Where do you come from?”

This was a question I dreaded answering; the responses I gave usually puzzled those asking. “Greece, Ireland, Russia, France, Israel, Germany and… America,” was my usual retort. It’s true; I am from each of those places, no matter how minuscule the connection, yet each time I received a confused and doubtful look, a little part of me became doubtful as well. “Maybe it would just be easier if I only said America… But I’ve never lived there, it’s not my home, and… I don’t FEEL American,” my inner monologue would say. I envied those who could simply spit out a single country and be done with it, as if it was as simple as reciting the ABC’s.

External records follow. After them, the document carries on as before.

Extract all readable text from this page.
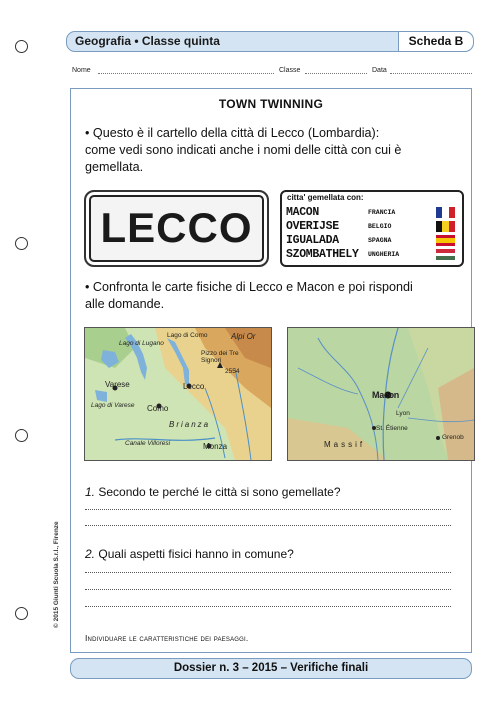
Geografia • Classe quinta	Scheda B
Nome	Classe	Data
TOWN TWINNING
• Questo è il cartello della città di Lecco (Lombardia):
come vedi sono indicati anche i nomi delle città con cui è
gemellata.
LECCO
citta' gemellata con:
MACON	FRANCIA
OVERIJSE	BELGIO
IGUALADA	SPAGNA
SZOMBATHELY UNGHERIA
• Confronta le carte fisiche di Lecco e Macon e poi rispondi
alle domande.
Lago di Como
Lago di Lugano
Pizzo dei Tre Signori
2554
Varese	Lecco
Como
Lago di Varese
Brianza
Canale Villoresi	Monza
Alpi Or
Macon
Lyon
St. Étienne
Grenob
Massif
1. Secondo te perché le città si sono gemellate?
2. Quali aspetti fisici hanno in comune?
Individuare le caratteristiche dei paesaggi.
Dossier n. 3 – 2015 – Verifiche finali
© 2015 Giunti Scuola S.r.l., Firenze
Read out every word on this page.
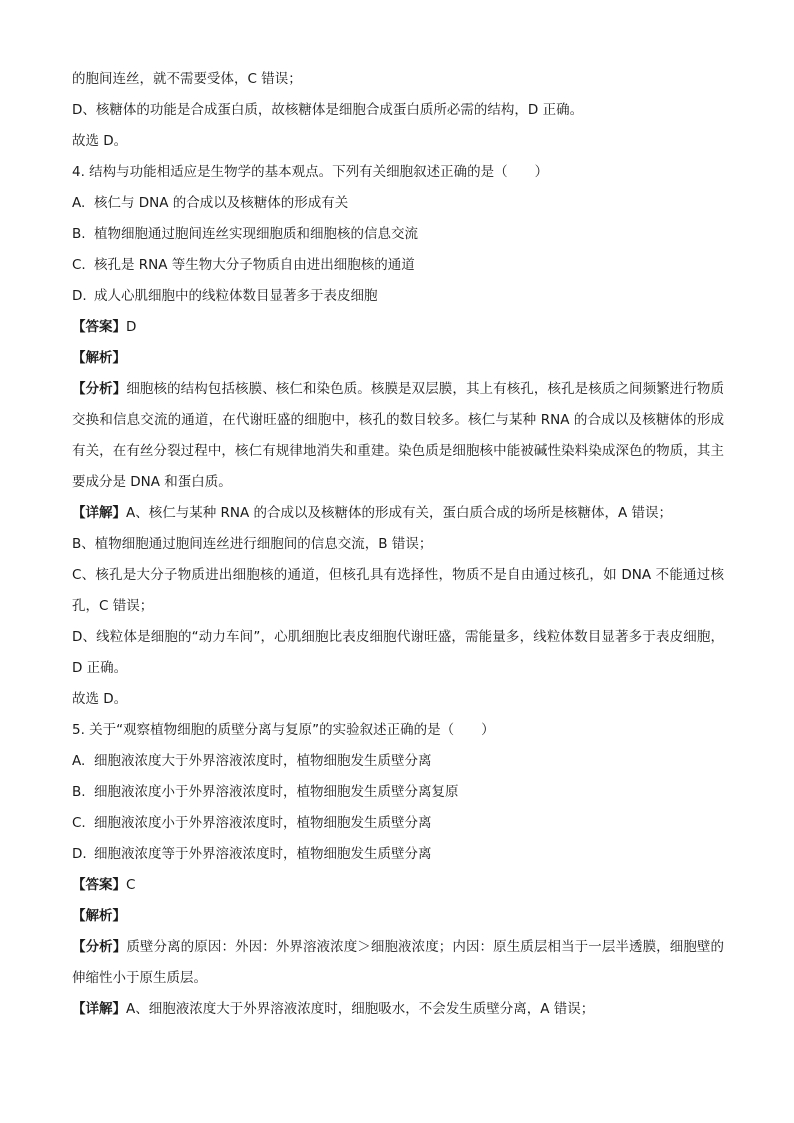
的胞间连丝，就不需要受体，C 错误；
D、核糖体的功能是合成蛋白质，故核糖体是细胞合成蛋白质所必需的结构，D 正确。
故选 D。
4. 结构与功能相适应是生物学的基本观点。下列有关细胞叙述正确的是（　　）
A. 核仁与 DNA 的合成以及核糖体的形成有关
B. 植物细胞通过胞间连丝实现细胞质和细胞核的信息交流
C. 核孔是 RNA 等生物大分子物质自由进出细胞核的通道
D. 成人心肌细胞中的线粒体数目显著多于表皮细胞
【答案】D
【解析】
【分析】细胞核的结构包括核膜、核仁和染色质。核膜是双层膜，其上有核孔，核孔是核质之间频繁进行物质交换和信息交流的通道，在代谢旺盛的细胞中，核孔的数目较多。核仁与某种 RNA 的合成以及核糖体的形成有关，在有丝分裂过程中，核仁有规律地消失和重建。染色质是细胞核中能被碱性染料染成深色的物质，其主要成分是 DNA 和蛋白质。
【详解】A、核仁与某种 RNA 的合成以及核糖体的形成有关，蛋白质合成的场所是核糖体，A 错误；
B、植物细胞通过胞间连丝进行细胞间的信息交流，B 错误；
C、核孔是大分子物质进出细胞核的通道，但核孔具有选择性，物质不是自由通过核孔，如 DNA 不能通过核孔，C 错误；
D、线粒体是细胞的“动力车间”，心肌细胞比表皮细胞代谢旺盛，需能量多，线粒体数目显著多于表皮细胞，D 正确。
故选 D。
5. 关于“观察植物细胞的质壁分离与复原”的实验叙述正确的是（　　）
A. 细胞液浓度大于外界溶液浓度时，植物细胞发生质壁分离
B. 细胞液浓度小于外界溶液浓度时，植物细胞发生质壁分离复原
C. 细胞液浓度小于外界溶液浓度时，植物细胞发生质壁分离
D. 细胞液浓度等于外界溶液浓度时，植物细胞发生质壁分离
【答案】C
【解析】
【分析】质壁分离的原因：外因：外界溶液浓度＞细胞液浓度；内因：原生质层相当于一层半透膜，细胞壁的伸缩性小于原生质层。
【详解】A、细胞液浓度大于外界溶液浓度时，细胞吸水，不会发生质壁分离，A 错误；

I later learned that my hesitancy and fear of this question is what is generally described as being a “third-culture-kid.” Being a child raised as an expat, with an American passport, growing up in Jakarta, Indonesia, was difficult to say the least. I was treated like a tourist in the country I readily called home and was called the “Asian-Cousin” by my American family since I didn’t know cultural icons like Chuck Norris or Blink-182. No matter where I went, I just wasn’t enough of any culture.

Until high school, this issue led to confusion and self-doubt, as if I needed more of these as a teenager. It wasn’t until I took a trip to rural Indonesia that I gained confidence in where I came from. On the trip, I not only found myself discovering the faults of the country I call home, such as the national proclamation repressing choice of religion and forcing choice of six faiths as listed by the government. Yet, I also experienced the intricate beauties, like the care and love shown by complete strangers who were willing to go so far for someone they’d just met. This experience not only opened my eyes to the many severe situations to be found, but also helped me to realize how much I love Indonesia. It’s the sort of place that measures a person by their actions rather than their faults. After I realized that Indonesia was one of the few places like that in this world, I became not only comfortable but also confident to say that it’s my home.

Imagine the smell of burning and rotten garbage wafting through the streets of Pondok Indah, a neighborhood nestled in Jakarta, the scenic view of high rises, smoke, and thousand-long-car-lines of traffic fill the eyes.  The unique and picturesque experience in Jakarta is one that most are repulsed by, that I find nothing but beautiful. Sitting on the balcony of my old apartment, gazing at the orange tiled roofs of the tiny houses below, I feel reassured and calm --as if all the worries in the world, and in myself, can wait. I’m in the one place where no matter what I do, I’ll be accepted and valued. I no longer dread being asked, “Where are you from,” because I now know more than ever. I may look white, pasty, or occasionally tan on the outside, but on the inside there’s a Javanese Dancer, a Wayang Kulit master, and above all — an Indonesian.